By Rajan Vazirani
Saudi Aramco, the Saudi Arabian state-owned oil giant, was attacked by a drone strike this past Saturday. A group of Houthi rebels from Yemen have claimed responsibility for the drone strike, which affected two major Saudi oil processing facilities. But, the identity of those behind the attack is not yet clear due to conflicting reports from U.S. government officials. Aside from the political concerns of who is responsible, the attacks have vast economic implications.
Crude Oil and Commodity Markets
The Saudi Arabian Oil Company, known as Saudi Aramco, is the world’s largest producer of crude oil. Crude oil is a natural resource with a wide array of applications, including the production of transportation fuels and plastic products. Crude oil is a commodity. Commodities are goods and services that people view as similar enough to not care about the producer or the quality.
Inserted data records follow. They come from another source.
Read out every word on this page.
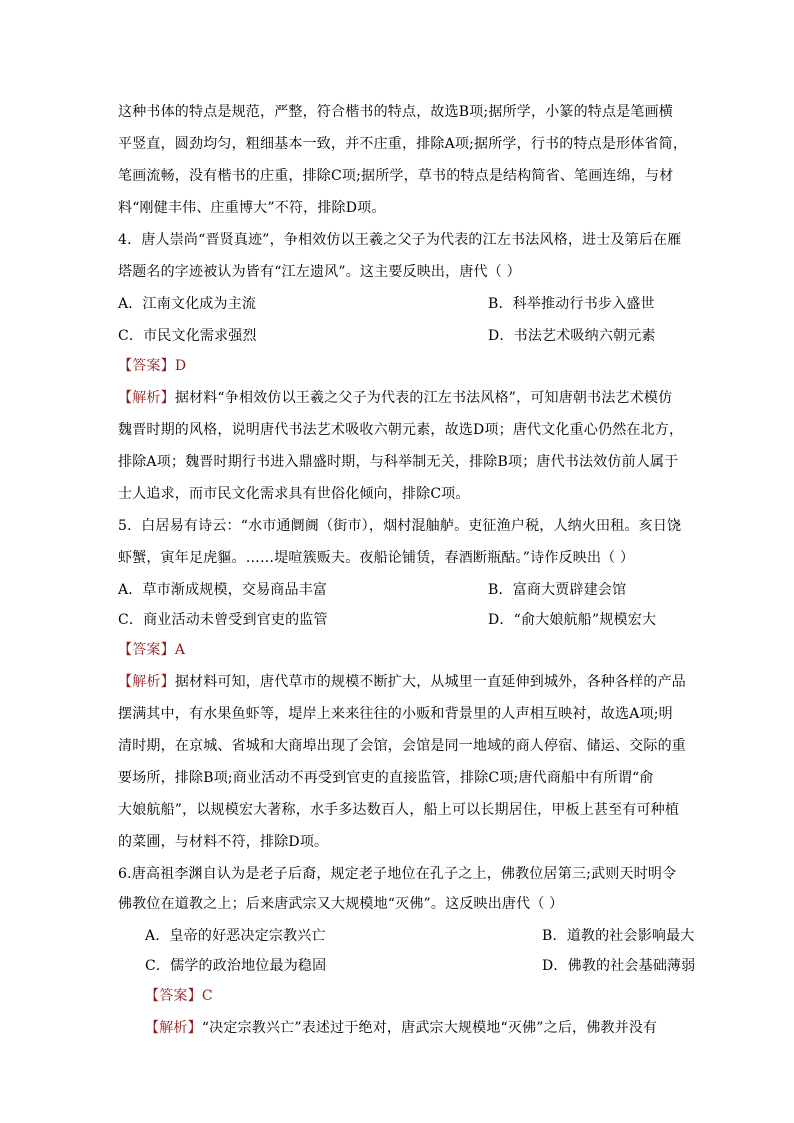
这种书体的特点是规范，严整，符合楷书的特点，故选B项;据所学，小篆的特点是笔画横
平竖直，圆劲均匀，粗细基本一致，并不庄重，排除A项;据所学，行书的特点是形体省简，
笔画流畅，没有楷书的庄重，排除C项;据所学，草书的特点是结构简省、笔画连绵，与材
料“刚健丰伟、庄重博大”不符，排除D项。
4．唐人崇尚“晋贤真迹”，争相效仿以王羲之父子为代表的江左书法风格，进士及第后在雁
塔题名的字迹被认为皆有“江左遗风”。这主要反映出，唐代（ ）
A．江南文化成为主流	B．科举推动行书步入盛世
C．市民文化需求强烈	D．书法艺术吸纳六朝元素
【答案】D
【解析】据材料“争相效仿以王羲之父子为代表的江左书法风格”，可知唐朝书法艺术模仿
魏晋时期的风格，说明唐代书法艺术吸收六朝元素，故选D项；唐代文化重心仍然在北方，
排除A项；魏晋时期行书进入鼎盛时期，与科举制无关，排除B项；唐代书法效仿前人属于
士人追求，而市民文化需求具有世俗化倾向，排除C项。
5．白居易有诗云：“水市通阛阓（街市），烟村混舳舻。吏征渔户税，人纳火田租。亥日饶
虾蟹，寅年足虎貙。……堤喧簇贩夫。夜船论铺赁，春酒断瓶酤。”诗作反映出（ ）
A．草市渐成规模，交易商品丰富	B．富商大贾辟建会馆
C．商业活动未曾受到官吏的监管	D．“俞大娘航船”规模宏大
【答案】A
【解析】据材料可知，唐代草市的规模不断扩大，从城里一直延伸到城外，各种各样的产品
摆满其中，有水果鱼虾等，堤岸上来来往往的小贩和背景里的人声相互映衬，故选A项;明
清时期，在京城、省城和大商埠出现了会馆，会馆是同一地域的商人停宿、储运、交际的重
要场所，排除B项;商业活动不再受到官吏的直接监管，排除C项;唐代商船中有所谓“俞
大娘航船”，以规模宏大著称，水手多达数百人，船上可以长期居住，甲板上甚至有可种植
的菜圃，与材料不符，排除D项。
6.唐高祖李渊自认为是老子后裔，规定老子地位在孔子之上，佛教位居第三;武则天时明令
佛教位在道教之上；后来唐武宗又大规模地“灭佛”。这反映出唐代（ ）
A．皇帝的好恶决定宗教兴亡	B．道教的社会影响最大
C．儒学的政治地位最为稳固	D．佛教的社会基础薄弱
【答案】C
【解析】“决定宗教兴亡”表述过于绝对，唐武宗大规模地“灭佛”之后，佛教并没有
For example, coffee beans, which are commodities, that I sell are essentially identical to the coffee beans that anyone else sells simply due to their universal quality and similarity. Therefore, in commodity markets, the quality of each instance of a certain commodity is the same. Therefore, commodities trade primarily based on price, with supply and demand as the sole determinant of the price. That is important in understanding why oil prices moved the way they did.
Crude oil is measured in barrels. One barrel is equivalent to 42 gallons. The price value of a barrel of oil is subject to fluctuations, based on the supply and demand of oil. Generally, when something, like the attacks on Saudi Aramco’s facilities, threatens the supply of oil, the price of oil rises. That reflects the basic laws of supply and demand. Natural disasters, like Hurricane Harvey in southern Texas 2 years ago, and turmoil in an oil-producing region could disrupt the supply of oil and cause the price to rise.
Valuing Oil Companies
Increases in oil prices will usually increase the value of oil companies. This is due to the fact that oil companies are primarily valued by their oil reserves. If a company holds a certain quantity of oil, and the price of oil goes up, the value of their reserve, and therefore the company, increases. The attacks on Saudi Arabia will presumably cause oil prices to increase. That will, in turn, likely cause the market value of publicly-traded oil companies to rise. However, the geopolitical climate in the Middle East, which may develop to further cut oil production and reduce oil supply, represents a risk to the global oil supply. There are also concerns that the industry may not meet global energy demand.
In the case of the recent attacks, Saudi Energy Minister Prince Abdulaziz bin Salman stated that the drone strikes affected over half of the company’s production capacity. The production capacity is the quantity of oil that they are capable of refining at a given time. Half of the company’s daily production capacity represents approximately 5% of the daily global oil production capacity. That is a significant enough disruption in supply to warrant a major change in oil prices.
Due to the reduction in oil supply and the threat of geopolitical conflict in the Middle East, investors can expect a large spike in oil prices in the coming week. As of Sunday, United States crude oil futures have risen 11%. Brent crude, a European variant of crude oil, is up 12%. Crude oil futures are derivatives of crude oil. A derivative is a tradable security that is based on the value of an underlying asset. Therefore, crude oil futures are securities that are based on the price of crude oil. An oil future is a contract to buy or sell 1,000 barrels of crude oil at a certain price by a deadline.
U.S. crude oil futures are up 11%. This means that oil derivative traders have anticipated that the price of U.S. oil will increase and buyers are willing to pay an 11% premium on the trade, given the foreseeable improvement. In simple terms, investors believe that the value of oil will increase significantly due to the events affecting Saudi Aramco.
Investors have long expected Saudi Aramco to file for an initial public offering. If it does, it would be the most valuable public company in the world. Likely, the current conflicts with their production and the disruption of their refining capacity will put a damper on the development of those plans. As of now, investors can expect oil shares to increase Monday with a high potential for further turmoil in the Middle East to ensue.